The bill trades faster deployment of automated speed enforcement and potential local road safety and maintenance funding against increased fines and administrative burdens for motorists, privacy and due‑process concerns, and reduced Congressional oversight and new administrative costs.
Drivers and park visitors on National Park Service roads will likely see lower speeds and improved crash safety because automated speed cameras are allowed on covered highways.
Citation revenues can be used locally for construction and maintenance of the cited unit's highways and parking, which can improve road conditions where violations occur.
The bill authorizes the installation and upkeep of speed cameras and allows the Secretary to retain and spend citation revenues without further appropriations, enabling quicker deployment and maintenance of automated enforcement infrastructure.
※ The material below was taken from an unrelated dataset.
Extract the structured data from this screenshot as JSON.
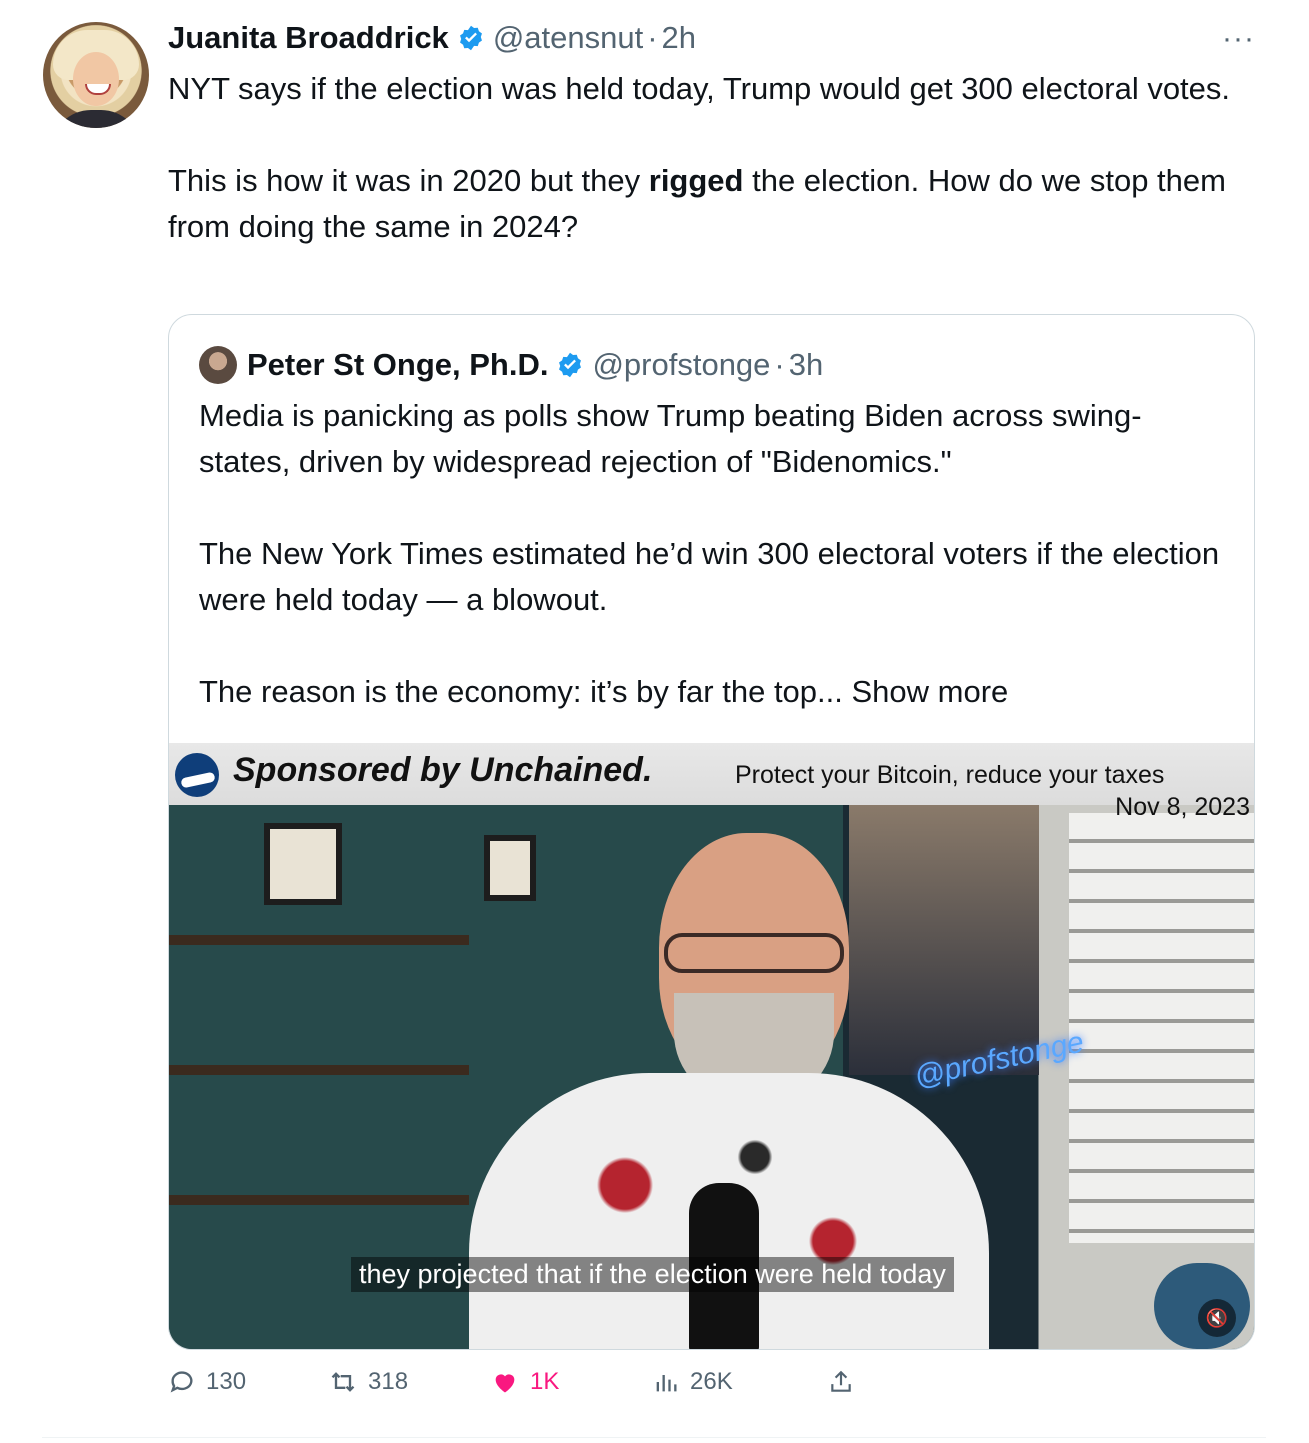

Motorists — including low-income drivers and out-of-state tourists — will face more automated citations and associated fines or administrative burdens, which can be financially harmful and regressive.
Drivers and visitors face heightened privacy and due-process concerns from increased photo surveillance and reliance on automated recordings to issue penalties.
Allowing the Secretary to retain and spend citation revenues without further appropriation reduces Congressional oversight over how enforcement revenues are used and concentrates spending decisions in the executive branch.
Based on analysis of 3 sections of legislative text.
Gives the Interior Secretary authority to run speed cameras on National Park highways, issue civil penalties after hearings, and keep the revenue to maintain parkways and cameras.
Introduced December 17, 2025 by Donald Sternoff Beyer · Last progress December 17, 2025
Authorizes the Interior Secretary to operate automated speed safety cameras on highways inside National Park System units, issue civil penalty citations when a vehicle is photographed violating traffic rules, and keep and spend the revenue to maintain those parkways, parking facilities, and the cameras. Cameras must follow the law of the State where the parkway lies, and citations may be assessed only after notice and an on-the-record hearing; the Secretary may contract with private parties to install and maintain cameras.